Re: recipe for fine-line developer?

From: Dave Soemarko ^lt;[email protected]>
Date: 10/06/04-08:55:33 AM Z
Message-id: <020801c4abb4$8846f0b0$9729fea9@wds>

It is indeed not kodalith. If I remember correctly, the proportion of chemicals used is different. I have used both. For my application at that time, it didn't make much difference.

For application in photopolymer, I think diluted kodalith and stand development might work fine.The stand development will give the nice, crisp edge because of local exhaustion; but the dilution must be done just prior to development, otherwise the developer might be exhausted too quickly.

Dave S
  ----- Original Message -----
  From: Jack Fulton
  Sent: Wednesday, October 06, 2004 10:42 AM
  Subject: Re: recipe for fine-line developer?

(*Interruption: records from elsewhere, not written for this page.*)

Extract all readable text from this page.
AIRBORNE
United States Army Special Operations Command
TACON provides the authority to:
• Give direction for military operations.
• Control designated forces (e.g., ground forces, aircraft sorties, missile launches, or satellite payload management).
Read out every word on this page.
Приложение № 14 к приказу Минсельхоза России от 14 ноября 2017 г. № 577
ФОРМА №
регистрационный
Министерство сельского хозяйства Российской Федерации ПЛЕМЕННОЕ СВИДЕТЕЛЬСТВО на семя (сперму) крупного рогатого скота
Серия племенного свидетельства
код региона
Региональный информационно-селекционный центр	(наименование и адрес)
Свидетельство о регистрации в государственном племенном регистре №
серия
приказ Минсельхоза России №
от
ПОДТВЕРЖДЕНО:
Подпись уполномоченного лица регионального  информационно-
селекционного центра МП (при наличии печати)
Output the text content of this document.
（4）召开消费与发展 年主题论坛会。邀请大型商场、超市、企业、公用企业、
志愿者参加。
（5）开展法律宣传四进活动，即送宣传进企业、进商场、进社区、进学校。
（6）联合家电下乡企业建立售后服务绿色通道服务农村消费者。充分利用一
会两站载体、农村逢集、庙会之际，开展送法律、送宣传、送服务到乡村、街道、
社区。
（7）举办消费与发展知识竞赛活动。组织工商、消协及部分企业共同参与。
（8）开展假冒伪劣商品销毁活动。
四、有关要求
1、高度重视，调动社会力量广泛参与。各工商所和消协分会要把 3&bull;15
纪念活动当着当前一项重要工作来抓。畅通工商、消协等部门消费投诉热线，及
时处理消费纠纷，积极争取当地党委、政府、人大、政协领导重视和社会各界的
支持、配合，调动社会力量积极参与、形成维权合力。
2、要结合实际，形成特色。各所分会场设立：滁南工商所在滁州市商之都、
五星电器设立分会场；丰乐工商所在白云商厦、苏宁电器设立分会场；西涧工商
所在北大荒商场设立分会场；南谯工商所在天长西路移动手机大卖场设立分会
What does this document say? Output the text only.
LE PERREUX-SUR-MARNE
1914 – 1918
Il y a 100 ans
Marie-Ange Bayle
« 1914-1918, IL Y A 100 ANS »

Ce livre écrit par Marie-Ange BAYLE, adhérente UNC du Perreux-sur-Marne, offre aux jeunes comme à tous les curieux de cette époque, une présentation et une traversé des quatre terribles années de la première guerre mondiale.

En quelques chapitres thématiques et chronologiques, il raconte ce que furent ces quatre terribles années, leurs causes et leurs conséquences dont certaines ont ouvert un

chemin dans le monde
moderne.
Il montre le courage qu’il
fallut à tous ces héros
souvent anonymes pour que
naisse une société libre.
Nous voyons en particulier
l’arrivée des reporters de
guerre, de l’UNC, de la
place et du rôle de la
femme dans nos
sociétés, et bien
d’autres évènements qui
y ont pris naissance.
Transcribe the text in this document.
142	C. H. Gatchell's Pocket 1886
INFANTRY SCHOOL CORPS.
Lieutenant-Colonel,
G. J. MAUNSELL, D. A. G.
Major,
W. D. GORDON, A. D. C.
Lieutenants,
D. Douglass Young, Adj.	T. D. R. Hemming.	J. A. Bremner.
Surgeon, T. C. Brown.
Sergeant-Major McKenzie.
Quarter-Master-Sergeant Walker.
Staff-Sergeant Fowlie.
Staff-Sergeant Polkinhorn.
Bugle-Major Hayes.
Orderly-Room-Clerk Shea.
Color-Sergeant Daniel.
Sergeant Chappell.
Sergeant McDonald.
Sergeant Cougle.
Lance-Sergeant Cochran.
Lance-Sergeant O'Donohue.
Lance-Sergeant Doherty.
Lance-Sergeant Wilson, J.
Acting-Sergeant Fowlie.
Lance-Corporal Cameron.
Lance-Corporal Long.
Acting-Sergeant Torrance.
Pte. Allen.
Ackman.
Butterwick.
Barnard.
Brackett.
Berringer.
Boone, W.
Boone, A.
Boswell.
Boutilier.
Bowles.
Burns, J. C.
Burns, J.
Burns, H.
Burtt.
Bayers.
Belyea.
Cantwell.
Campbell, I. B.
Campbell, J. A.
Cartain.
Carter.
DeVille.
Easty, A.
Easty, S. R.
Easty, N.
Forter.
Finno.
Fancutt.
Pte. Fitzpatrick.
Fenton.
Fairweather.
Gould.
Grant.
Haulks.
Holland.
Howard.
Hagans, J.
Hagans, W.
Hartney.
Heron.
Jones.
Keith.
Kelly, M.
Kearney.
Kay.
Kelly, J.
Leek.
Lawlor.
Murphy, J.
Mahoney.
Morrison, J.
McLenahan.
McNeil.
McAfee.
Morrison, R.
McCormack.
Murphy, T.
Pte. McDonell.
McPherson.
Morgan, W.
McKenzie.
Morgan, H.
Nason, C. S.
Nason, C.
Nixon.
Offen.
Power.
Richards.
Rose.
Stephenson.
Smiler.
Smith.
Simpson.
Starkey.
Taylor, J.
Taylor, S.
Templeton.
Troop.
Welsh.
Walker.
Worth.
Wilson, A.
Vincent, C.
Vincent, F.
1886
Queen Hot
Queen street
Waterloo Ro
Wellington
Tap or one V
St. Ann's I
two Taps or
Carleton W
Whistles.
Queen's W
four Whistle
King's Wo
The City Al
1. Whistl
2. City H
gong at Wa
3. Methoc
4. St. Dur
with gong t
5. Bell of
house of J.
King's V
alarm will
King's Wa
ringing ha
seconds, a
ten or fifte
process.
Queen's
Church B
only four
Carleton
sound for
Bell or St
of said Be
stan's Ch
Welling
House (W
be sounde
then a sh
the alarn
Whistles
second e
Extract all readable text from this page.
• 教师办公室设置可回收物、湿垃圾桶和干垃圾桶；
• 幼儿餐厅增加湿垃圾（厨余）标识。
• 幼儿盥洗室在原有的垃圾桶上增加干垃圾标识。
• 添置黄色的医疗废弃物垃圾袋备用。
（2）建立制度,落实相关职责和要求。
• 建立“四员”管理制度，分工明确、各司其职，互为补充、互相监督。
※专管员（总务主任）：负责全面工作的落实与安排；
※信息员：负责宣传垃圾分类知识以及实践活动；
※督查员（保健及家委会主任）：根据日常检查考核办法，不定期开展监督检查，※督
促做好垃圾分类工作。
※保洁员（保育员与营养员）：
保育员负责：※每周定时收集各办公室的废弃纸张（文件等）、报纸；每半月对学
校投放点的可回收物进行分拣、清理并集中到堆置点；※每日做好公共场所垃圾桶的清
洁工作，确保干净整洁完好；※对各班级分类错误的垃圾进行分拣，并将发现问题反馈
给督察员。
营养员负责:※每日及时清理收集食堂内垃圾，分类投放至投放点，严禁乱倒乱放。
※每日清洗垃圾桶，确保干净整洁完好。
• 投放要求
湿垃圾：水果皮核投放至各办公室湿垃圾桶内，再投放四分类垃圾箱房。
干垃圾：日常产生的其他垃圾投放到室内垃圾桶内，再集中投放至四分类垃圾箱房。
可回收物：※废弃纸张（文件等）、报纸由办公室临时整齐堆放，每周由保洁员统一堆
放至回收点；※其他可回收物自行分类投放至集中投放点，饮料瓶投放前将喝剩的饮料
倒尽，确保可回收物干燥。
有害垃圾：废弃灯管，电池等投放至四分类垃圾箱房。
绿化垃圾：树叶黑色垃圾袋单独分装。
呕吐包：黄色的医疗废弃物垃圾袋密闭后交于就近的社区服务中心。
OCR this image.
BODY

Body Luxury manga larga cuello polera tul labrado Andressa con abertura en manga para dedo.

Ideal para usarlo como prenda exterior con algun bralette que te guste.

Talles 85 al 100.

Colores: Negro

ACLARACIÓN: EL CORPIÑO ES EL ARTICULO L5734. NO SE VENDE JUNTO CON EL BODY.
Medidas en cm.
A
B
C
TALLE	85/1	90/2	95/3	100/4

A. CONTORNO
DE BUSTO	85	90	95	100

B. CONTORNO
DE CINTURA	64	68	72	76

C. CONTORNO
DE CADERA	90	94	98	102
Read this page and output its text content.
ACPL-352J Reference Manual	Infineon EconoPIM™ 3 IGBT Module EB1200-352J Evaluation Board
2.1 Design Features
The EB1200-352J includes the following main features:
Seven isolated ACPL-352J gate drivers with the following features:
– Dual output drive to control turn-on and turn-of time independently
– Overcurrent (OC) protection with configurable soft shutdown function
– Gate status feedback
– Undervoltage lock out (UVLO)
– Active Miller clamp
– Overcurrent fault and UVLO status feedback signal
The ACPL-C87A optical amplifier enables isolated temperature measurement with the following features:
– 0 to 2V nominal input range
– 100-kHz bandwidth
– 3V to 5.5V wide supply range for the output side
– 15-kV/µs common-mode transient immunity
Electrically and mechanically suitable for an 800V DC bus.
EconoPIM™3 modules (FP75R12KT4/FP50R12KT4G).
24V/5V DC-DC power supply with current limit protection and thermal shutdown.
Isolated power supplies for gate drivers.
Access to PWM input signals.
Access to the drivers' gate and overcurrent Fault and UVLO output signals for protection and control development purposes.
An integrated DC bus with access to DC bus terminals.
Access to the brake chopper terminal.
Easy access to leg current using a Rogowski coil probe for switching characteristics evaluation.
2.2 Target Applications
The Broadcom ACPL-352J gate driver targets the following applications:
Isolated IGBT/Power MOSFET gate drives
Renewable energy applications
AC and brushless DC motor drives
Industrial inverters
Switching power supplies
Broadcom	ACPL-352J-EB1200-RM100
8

  I've still not found the recipe/formula . . but, Kodak's info states it is not a substitute for Kodalith developer. Kodak says, "By using Kodalith Fine Line Developer, the loss of highlight and shadow contrast can be avoided comletely. Halftone can be copied as strait line work, without re-screening, giving reproductions of much better quality."
  You use Ortho Film, Type 2 exposed for 75% of the normal time for it when using Kodalith developer. "Place face up in Fine Line Developer, agitate for 20 seconds until a faint image appears, press to bottom of tray (glass is preferred) and allow to develop w/out agitation for a total time of 2 - 2/12 minutes."
  "At the very end of the development period, the negative may be held up for examination for a few seconds. Here Kodak recommends the glass tray w/safelight underneath. Best results are obtained, at least for lithographic printing, with negatives that appear rather dark."

  Jack Fulton

  On Oct 6, 2004, at 6:21 AM, Dave Soemarko wrote:

  I have the recipe, though I looked through my files yesterday but couldn't
  find it. When/if I find it, I will post it.

  The other way of getting similar effect with fine line developer is to
  dilute kodalith and do still development (agitate for the first minute and
  then let it stand for the remaining development time).